Quantifying the impact of selection effects on FRB DM-$z$ relation cosmological inference
Kritti Sharma, Vikram Ravi, Liam Connor, Elisabeth Krause, Pranjal R. S., Dhayaa Anbajagane
TL;DR
FRBs provide a cosmological probe through the extragalactic dispersion measure $\mathrm{DM}_{\mathrm{exgal}}$ as a function of redshift $z$, but survey selection effects and FRB population evolution can bias inference if not properly accounted.

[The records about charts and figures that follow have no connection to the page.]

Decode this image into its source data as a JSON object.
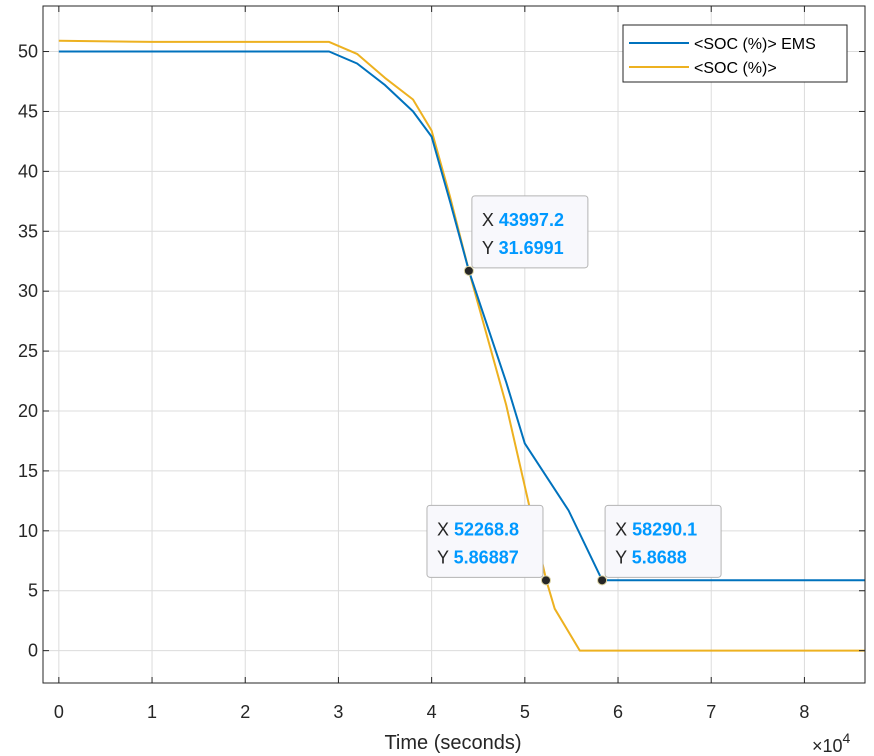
{
  "chart_data": {
    "type": "line",
    "title": "",
    "xlabel": "Time (seconds)",
    "ylabel": "",
    "x_exponent_label": "×10",
    "x_exponent_power": "4",
    "xlim": [
      -1700,
      86500
    ],
    "ylim": [
      -2.7,
      53.8
    ],
    "xticks": [
      0,
      10000,
      20000,
      30000,
      40000,
      50000,
      60000,
      70000,
      80000
    ],
    "xtick_labels": [
      "0",
      "1",
      "2",
      "3",
      "4",
      "5",
      "6",
      "7",
      "8"
    ],
    "yticks": [
      0,
      5,
      10,
      15,
      20,
      25,
      30,
      35,
      40,
      45,
      50
    ],
    "ytick_labels": [
      "0",
      "5",
      "10",
      "15",
      "20",
      "25",
      "30",
      "35",
      "40",
      "45",
      "50"
    ],
    "grid": true,
    "legend_position": "top-right",
    "series": [
      {
        "name": "<SOC (%)> EMS",
        "color": "#0072BD",
        "x": [
          0,
          29000,
          32000,
          35000,
          38000,
          40000,
          42000,
          44000,
          48000,
          50000,
          54700,
          58300,
          86500
        ],
        "y": [
          50,
          50,
          49,
          47.2,
          45,
          42.9,
          37.4,
          31.7,
          22.4,
          17.3,
          11.7,
          5.87,
          5.87
        ]
      },
      {
        "name": "<SOC (%)>",
        "color": "#EDB120",
        "x": [
          0,
          10000,
          20000,
          29000,
          32000,
          35000,
          38000,
          40000,
          42000,
          44000,
          48000,
          52300,
          53200,
          55900,
          86500
        ],
        "y": [
          50.9,
          50.8,
          50.8,
          50.8,
          49.8,
          47.8,
          46,
          43.4,
          37.8,
          31.7,
          20.5,
          5.87,
          3.5,
          0,
          0
        ]
      }
    ],
    "datatips": [
      {
        "x_label": "X",
        "x_value": "43997.2",
        "y_label": "Y",
        "y_value": "31.6991",
        "x": 43997.2,
        "y": 31.6991,
        "box_side": "right"
      },
      {
        "x_label": "X",
        "x_value": "52268.8",
        "y_label": "Y",
        "y_value": "5.86887",
        "x": 52268.8,
        "y": 5.86887,
        "box_side": "left"
      },
      {
        "x_label": "X",
        "x_value": "58290.1",
        "y_label": "Y",
        "y_value": "5.8688",
        "x": 58290.1,
        "y": 5.8688,
        "box_side": "right"
      }
    ],
    "colors": {
      "grid": "#dcdcdc",
      "axis": "#262626",
      "tick_text": "#262626",
      "datatip_value": "#0099ff",
      "datatip_label": "#262626",
      "datatip_bg": "#f8f8fc",
      "datatip_border": "#b4b4b4"
    }
  }
}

The authors build forward-model FRB populations and a neural-network emulator for the variance $\sigma^2[\mathrm{DM}_{\mathrm{cosmic}}(z)]$, enabling fast likelihood evaluations for $p(\mathrm{DM}_{\mathrm{exgal}}|z)$. Their key finding is that current samples yield robust conditional inferences with biases $\lesssim 0.8\sigma$ for $10^2$ FRBs and $\lesssim 3\sigma$ for $10^4$ FRBs only if selection effects are modeled; without modeling, biases can become substantial in the large-sample regime. They also show that high-redshift FRBs tighten constraints on $\sigma_8$ and the baryonic feedback parameter $\log M_c$, while low-redshift FRBs better constrain the host DM distribution, underscoring the value of a broad redshift coverage for robust FRB-based cosmology.
Abstract
Fast Radio Bursts (FRBs) have emerged as powerful probes of baryonic matter in the Universe, offering constraints on cosmological and feedback parameters through their extragalactic dispersion measure-redshift (DM$_\mathrm{exgal}$-$z$) relation. However, the observed FRB population is shaped by complex selection effects arising from instrument sensitivity, DM-dependent search efficiency, and FRB source population redshift-evolution. In this work, we quantify the impact of such observational and population selection effects on cosmological inference derived from the conditional distribution $p(\mathrm{DM}_{\mathrm{exgal}}|z)$. Using forward-modeled FRB population simulations, we explore progressively realistic survey scenarios incorporating redshift evolution, luminosity function, and instrument DM selection function. To enable rapid likelihood evaluations, we build a neural-network emulator for the variance in cosmic DM, $σ^2[\mathrm{DM}_{\mathrm{cosmic}}(z)]$, trained on $5\times10^4$ baryonification halo-model simulations, achieving $\leq4\%$ accuracy up to $z=4$. We demonstrate that while redshift and DM-dependent selection effects substantially alter the joint distribution $p(\mathrm{DM},z)$, they have a negligible impact on the conditional distribution $p(\mathrm{DM}_{\mathrm{exgal}}|z)$ for current sample sizes. The parameter biases are $\lesssim0.8σ$ for $10^2$ FRBs, indicating that conditional analyses are robust for present surveys. However, depending on the survey DM-dependent search efficiency, these biases may exceed $3σ$ for $10^4$ FRBs, thus implying that explicit modeling of selection effects will be essential for next-generation samples.